Friday, February 27, 2009

Encontro com o passado



Adoro quando o dia acontece sem ser anunciado. Ontem fui ao Rio de Janeiro para uma reunião de trabalho. Nada além disso estava proposto em minha agenda. Como o meu vôo de ida era na madrugada, fiquei acordada com medo de perder o vôo. Como companhia, este laptop, coca-cola e meu DVD de Silvia Machete, que tocou três vezes.

No táxi a caminho da reunião, vi um cartaz anunciando o show dela para o dia 13. Sim, ontem foi dia 13. Fiquei eufórica, não poderia perder essa oportunidade. E não perdi, saí da reunião e exercitei a minha intimidade com a cidade carioca. Fui sozinha ao Teatro Rival assistir à estréia de "Eu não sou nenhuma santa".

Comprei uma cadeira na mesa 014. Venci minha timidez e sentei com um casal de senhores. Eles puxaram assunto, fomos nos conhecendo, mundo pequeno, adoram Aracaju, mas preferem as praias de João Pessoa. Normal, eu tava um pouco mais preocupada em assistir logo ao show para encontrar com o resto da trupe em Copacabana. O show foi fantástico como eu já esperava. Registrei ao máximo em minha máquina e em minha memória. Mas talvez essa não tenha sido a maior experiência desta viagem rápida.

Antes de entrar no teatro, andei pela praça da Cinelândia. Lembrei de alguns poucos fins de tarde que passei no Amarelinho. Deu vontade de tomar um chopp, mas preferi uma coca-cola na banca de revista em frente. Observei os pombos, os desocupados, os cansados de um dia de trabalho. Vi o consulado de Portugal, e recordei das minhas manhãs de esperança atrás de um visto que nunca chegou.

Uma flâner na cidade em que já foi sua casa. Mexeu, e sempre vai mexer. É no mínimo intrigante retornar ao Rio sem me sentir insegura diante da cidade e do que ela não pôde me oferecer quando eu a escolhi como morada. Ainda aperta o peito passar por botafogo e lembrar das manhãs que viraram noites, das tantas vezes que dormi vendo os braços abertos do Cristo desanunciando qualquer caminho novo para mim naquele lugar.

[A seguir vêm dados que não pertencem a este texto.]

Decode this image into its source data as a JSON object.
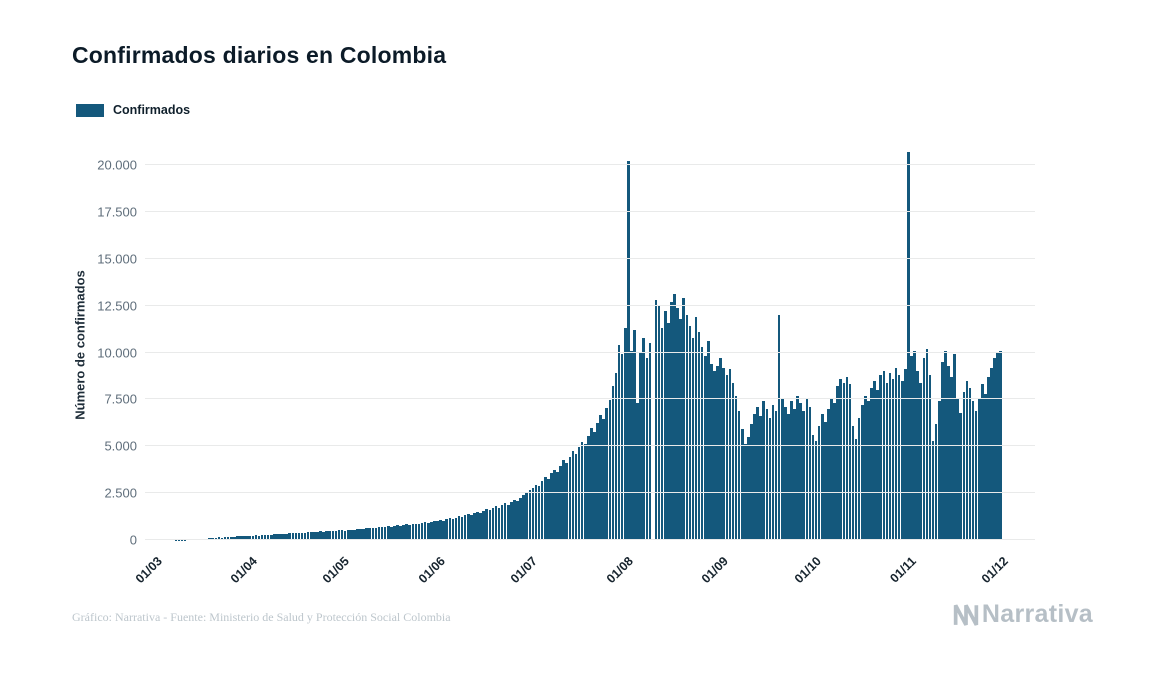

E passear sozinha pela Cinelândia me conectou às tardes que eu desfilava pelo Baixo-Rossio, em Lisboa. Ainda que você tente vagar sem pensamentos, o cérebro sempre te convida às associações. E lá estava eu, dialogando com o passado.
Percebi que são momentos de paixão, de flerte com uma cidade. Ofereci-me ao Rio e a Lisboa como quem se oferece a um hipotético amor. Você deixa que a cidade te engula, te mostre seu corpo de ruas, seu cheiro, seu humor. E você, deslumbrada com o que pode se tornar, envolve-se, lança-se, até que já não haja mais reciprocidade. E se vai a procurar abrigo em outro lugar.

E o retorno é sempre silencioso, cúmplice, tenso. O reencontro é um convite ao flashback que não pode mais existir. Não porque não valha a pena, mas por não ser mais você a mesma. Em cada cidade que morei, deixei um pouco de mim. Voltei de Lisboa sem a coragem da juventude. Deixei no Rio a improbabilidade das madrugadas. Retornei a Aracaju para ser madura e fui me perdendo. Troquei as paixões urbanas pelo casamento com a minha terra-natal. Refiz-me focada no futuro. E enquanto o foco não vira sufoco, assim continuo.

E vou concordando cada vez mais com a Clarice, "viver ultrapassa qualquer entendimento".